Running through the deck takes a bit of time, maybe a half-hour to assess the situation by sorting the Bully Deck. The cards’ writing level is pitched to teens or older, so younger children will need a grownup guiding them and explaining terms. That’s not a bad thing, though. It gives parents an easy way to start the conversation if they think their child’s in a bullying situation.

The detailed nature of the cards may tax the patience of younger kids, so parents would be wise to pre-sort and use only the cards that seem likeliest to match the situation at hand (for instance, I could omit the card about social media for my youngest, who has no Facebook or other social media account). The solutions tend to reiterate things adults already know: seek an authority’s help, don’t react to the bully, etc. But when working with kids, it’s valuable to have all the talking points organized so you don’t forget a key suggestion in the flow of conversation. And the formal, physical product also lends an air of authority to the suggestions: It’s not just Mom or Dad suggesting a solution, it’s a professional.

You might even consider giving your child a solution card to throw in their school backpack to use as a crib sheet, so they can remember and rehearse what to do when they cross paths with a bully.

By including the concept of “you may be the bully,” Martindale widens the deck’s usefulness.

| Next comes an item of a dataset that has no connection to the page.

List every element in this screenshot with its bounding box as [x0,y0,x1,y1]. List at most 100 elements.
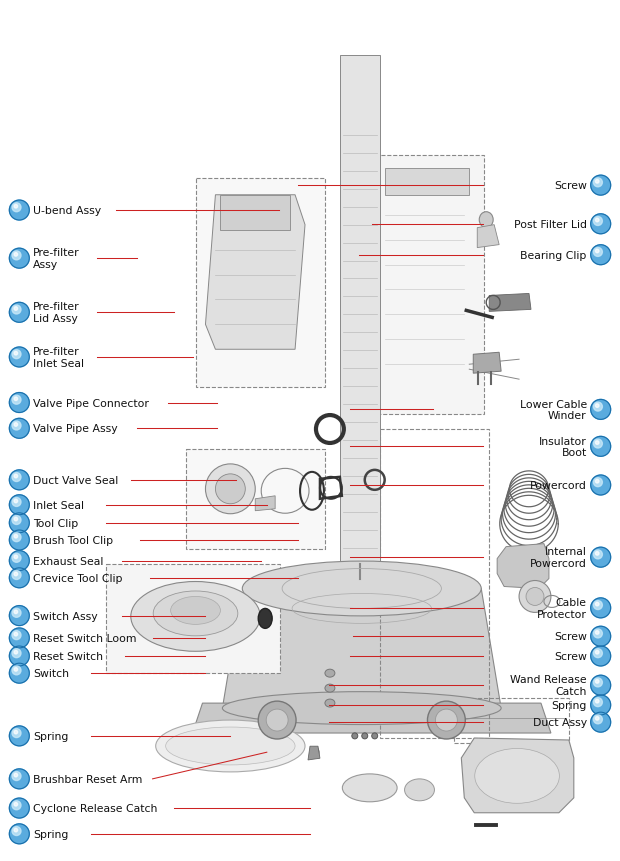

Too often parents are primed to watch out for their child being the victim — but the bully is also someone’s kid. It’s a good reminder that we need to watch for phases when our own kids might be tempted to be the mean girl or the domineering boy.

And, as Martindale notes in the instructions, “It is probably more fair to say that someone is ‘acting like a bully’ than that they ‘are a bully,’ since bullying behavior can be changed. … Bullying is a behavior, not a permanent state of being.”